Landessozialgericht Niedersachsen-Bremen
Urt. v. 30.04.2003, Az.: L 13 V 11/02
Gewährung von Kriegsbeschädigtenversorgung nach dem Bundesversorgungsgesetz (BVG); Verletzung der linken Kniescheibe während der Ausbildung in der Wehrmacht; Feststellung einer degenerativen Arthritis im linken Knie im Jahre 1999; Zulässigkeit der Berufungseinlegung in englischer Sprache; Nachweis des Ursachenzusammenhang zwischen der im Zweiten Weltkrieg erlittenen Knieverletzung und dem 1999 diagnostizierten Kniegelenksleiden
Bibliographie
- Gericht
- LSG Niedersachsen-Bremen
- Datum
- 30.04.2003
- Aktenzeichen
- L 13 V 11/02
- Entscheidungsform
- Urteil
- Referenz
- WKRS 2003, 20214
- Entscheidungsname
- [keine Angabe]
- ECLI
- ECLI:DE:LSGNIHB:2003:0430.L13V11.02.0A
Verfahrensgang
- vorgehend
- SG Bremen - 05.06.2002 - AZ: S 20 V 43/01
Rechtsgrundlagen
- § 61 Abs. 1 SGG
- § 31 Abs. 1 BVG
- § 1 BVG
Redaktioneller Leitsatz
Die Einreichung eines Rechtsmittels in einer Fremdsprache reicht jedenfalls dann zur Wahrung der Rechtsmittelfrist aus, wenn es sich um eine gängige Fremdsprache handelt und das Begehren nachträglich auch in der Gerichtssprache vorgetragen wird.
Derjenige, der mit seiner Klage die Gewährung einer Kriegsbeschädigtenrente begehrt, trägt für die Anspruchsvoraussetzungen, zu denen auch die Wahrscheinlichkeit des Ursachenzusammenhangs zwischen der Kriegsverletzung und der Gesundheitsstörung gehört, die objektive Beweislast.
Tenor:
Die Berufung des Klägers gegen den Gerichtsbescheid des Sozialgerichts Bremen vom 5. Juni 2002 wird zurückgewiesen.
Außergerichtliche Kosten sind nicht zu erstatten.
Die Revision wird nicht zugelassen.
Tatbestand
Der Kläger begehrt Beschädigtenversorgung nach dem Bundesversorgungsgesetz (BVG).

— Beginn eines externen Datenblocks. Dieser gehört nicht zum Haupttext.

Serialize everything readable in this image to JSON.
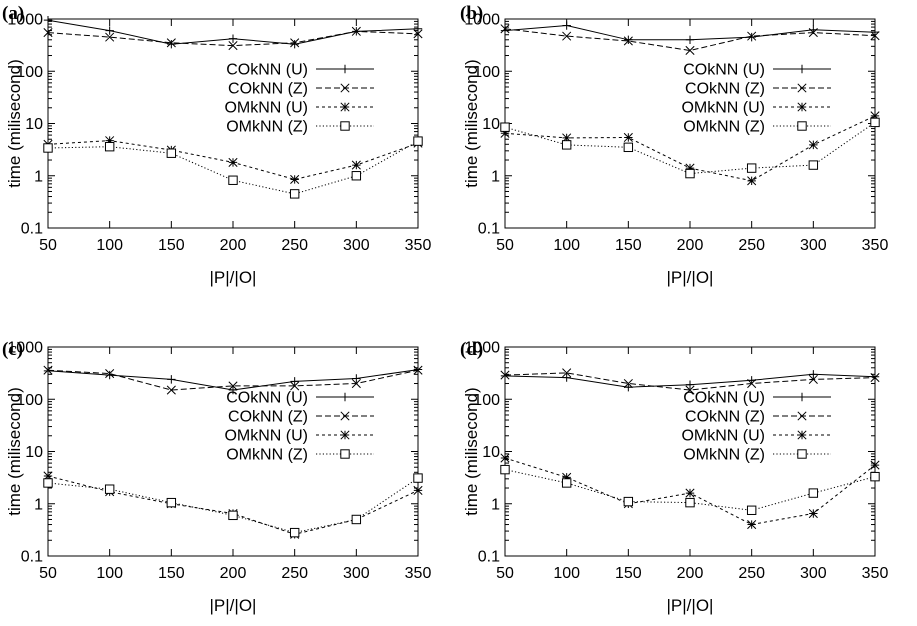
{
  "chart_data": [
    {
      "panel_label": "(a)",
      "type": "line",
      "xlabel": "|P|/|O|",
      "ylabel": "time (milisecond)",
      "yscale": "log",
      "ylim": [
        0.1,
        1000
      ],
      "xlim": [
        50,
        350
      ],
      "yticks": [
        "0.1",
        "1",
        "10",
        "100",
        "1000"
      ],
      "xticks": [
        "50",
        "100",
        "150",
        "200",
        "250",
        "300",
        "350"
      ],
      "x": [
        50,
        100,
        150,
        200,
        250,
        300,
        350
      ],
      "legend_position": "top-right",
      "grid": false,
      "series": [
        {
          "name": "COkNN (U)",
          "values": [
            950,
            600,
            330,
            420,
            330,
            580,
            650
          ]
        },
        {
          "name": "COkNN (Z)",
          "values": [
            550,
            450,
            350,
            310,
            350,
            580,
            520
          ]
        },
        {
          "name": "OMkNN (U)",
          "values": [
            4.0,
            4.7,
            3.1,
            1.8,
            0.85,
            1.6,
            4.2
          ]
        },
        {
          "name": "OMkNN (Z)",
          "values": [
            3.4,
            3.6,
            2.7,
            0.82,
            0.45,
            1.0,
            4.6
          ]
        }
      ]
    },
    {
      "panel_label": "(b)",
      "type": "line",
      "xlabel": "|P|/|O|",
      "ylabel": "time (milisecond)",
      "yscale": "log",
      "ylim": [
        0.1,
        1000
      ],
      "xlim": [
        50,
        350
      ],
      "yticks": [
        "0.1",
        "1",
        "10",
        "100",
        "1000"
      ],
      "xticks": [
        "50",
        "100",
        "150",
        "200",
        "250",
        "300",
        "350"
      ],
      "x": [
        50,
        100,
        150,
        200,
        250,
        300,
        350
      ],
      "legend_position": "top-right",
      "grid": false,
      "series": [
        {
          "name": "COkNN (U)",
          "values": [
            600,
            750,
            400,
            400,
            450,
            620,
            560
          ]
        },
        {
          "name": "COkNN (Z)",
          "values": [
            650,
            470,
            380,
            250,
            470,
            550,
            480
          ]
        },
        {
          "name": "OMkNN (U)",
          "values": [
            6.5,
            5.3,
            5.4,
            1.4,
            0.8,
            3.9,
            14
          ]
        },
        {
          "name": "OMkNN (Z)",
          "values": [
            8.5,
            3.9,
            3.5,
            1.1,
            1.4,
            1.6,
            10.5
          ]
        }
      ]
    },
    {
      "panel_label": "(c)",
      "type": "line",
      "xlabel": "|P|/|O|",
      "ylabel": "time (milisecond)",
      "yscale": "log",
      "ylim": [
        0.1,
        1000
      ],
      "xlim": [
        50,
        350
      ],
      "yticks": [
        "0.1",
        "1",
        "10",
        "100",
        "1000"
      ],
      "xticks": [
        "50",
        "100",
        "150",
        "200",
        "250",
        "300",
        "350"
      ],
      "x": [
        50,
        100,
        150,
        200,
        250,
        300,
        350
      ],
      "legend_position": "right",
      "grid": false,
      "series": [
        {
          "name": "COkNN (U)",
          "values": [
            350,
            290,
            240,
            150,
            220,
            250,
            370
          ]
        },
        {
          "name": "COkNN (Z)",
          "values": [
            360,
            310,
            150,
            180,
            180,
            200,
            360
          ]
        },
        {
          "name": "OMkNN (U)",
          "values": [
            3.4,
            1.7,
            1.0,
            0.65,
            0.26,
            0.5,
            1.8
          ]
        },
        {
          "name": "OMkNN (Z)",
          "values": [
            2.5,
            1.9,
            1.05,
            0.6,
            0.28,
            0.5,
            3.1
          ]
        }
      ]
    },
    {
      "panel_label": "(d)",
      "type": "line",
      "xlabel": "|P|/|O|",
      "ylabel": "time (milisecond)",
      "yscale": "log",
      "ylim": [
        0.1,
        1000
      ],
      "xlim": [
        50,
        350
      ],
      "yticks": [
        "0.1",
        "1",
        "10",
        "100",
        "1000"
      ],
      "xticks": [
        "50",
        "100",
        "150",
        "200",
        "250",
        "300",
        "350"
      ],
      "x": [
        50,
        100,
        150,
        200,
        250,
        300,
        350
      ],
      "legend_position": "right",
      "grid": false,
      "series": [
        {
          "name": "COkNN (U)",
          "values": [
            280,
            260,
            170,
            190,
            230,
            300,
            270
          ]
        },
        {
          "name": "COkNN (Z)",
          "values": [
            290,
            320,
            200,
            150,
            200,
            240,
            260
          ]
        },
        {
          "name": "OMkNN (U)",
          "values": [
            7.5,
            3.2,
            1.0,
            1.6,
            0.4,
            0.65,
            5.5
          ]
        },
        {
          "name": "OMkNN (Z)",
          "values": [
            4.5,
            2.5,
            1.1,
            1.05,
            0.75,
            1.6,
            3.3
          ]
        }
      ]
    }
  ]
}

Der 1920 in Polen geborene Kläger war im Zweiten Weltkrieg Angehöriger der Deutschen Wehrmacht und wanderte nach dem Krieg nach Kanada aus. Im September 1998 beantragte er bei der Beklagten erstmals die Gewährung einer Kriegsbeschädigtenrente und gab an, er habe sich bei seiner Ausbildung in der Wehrmacht im Jahr 1942 eine Verletzung der linken Kniescheibe (Verrenkung) zugezogen. Diese sei so schlimm gewesen, dass er in der Zeit von Mai bis Herbst 1942, also ungefähr 4-5 Monate, in einem Luftwaffenlazarett stationär habe behandelt werden müssen. Anschließend habe er seine Ausbildung als Infanterist fortgesetzt. Die Frage nach der ärztlichen Behandlung des geltend gemachten Körperschadens beantwortete der Kläger dahingehend, dass der verstorbene Dr. H. ihn von 1949 bis 1980/81 in Winnipeg/Kanada behandelt habe. Der Kläger legte eine Bescheinigung des Arztes Dr. I. vom 11. Mai 1999 vor. Darin heißt es, der Kläger habe im Mai 1942 eine Verletzung am linken Knie erlitten, die eine fünfmonatige Lazarettbehandlung erfordert habe. Das Knie habe sich durch das Laufen in der Armee langsam gebessert. Der Kläger habe immer einige Schmerzen im linken Knie gehabt und sei in Winnipeg/Kanada erstmals im Jahr 1957 von Dr. J. behandelt worden. Danach habe er Dr. K. aufgesucht. Er - Dr. I. - habe den Kläger zum ersten Mal im April 1999 untersucht. Dieser habe über Schmerzen im linken Knie geklagt. Er habe unter einer degenerativen Arthritis im linken Knie gelitten, die sich als Folge der im Mai 1942 zugezogenen Knieverletzung entwickelt habe. Bemühungen des Klägers um Behandlungsunterlagen aus der Zeit von 1982 bis 1998 blieben erfolglos. Einer von ihm eingereichten Bescheinigung ist zu entnehmen, dass Dr. L. im Dezember 1992 verstorben ist. Auf Anfrage der Beklagten übersandte die Deutsche Dienststelle in Berlin die Kopie einer dort vorliegenden Karteikarte. Daraus geht hervor, dass der Kläger in der Zeit vom 13. Juni bis 4. August 1942 wegen eines Kniegelenksergusses links in einem Lazarett in Wismar behandelt wurde.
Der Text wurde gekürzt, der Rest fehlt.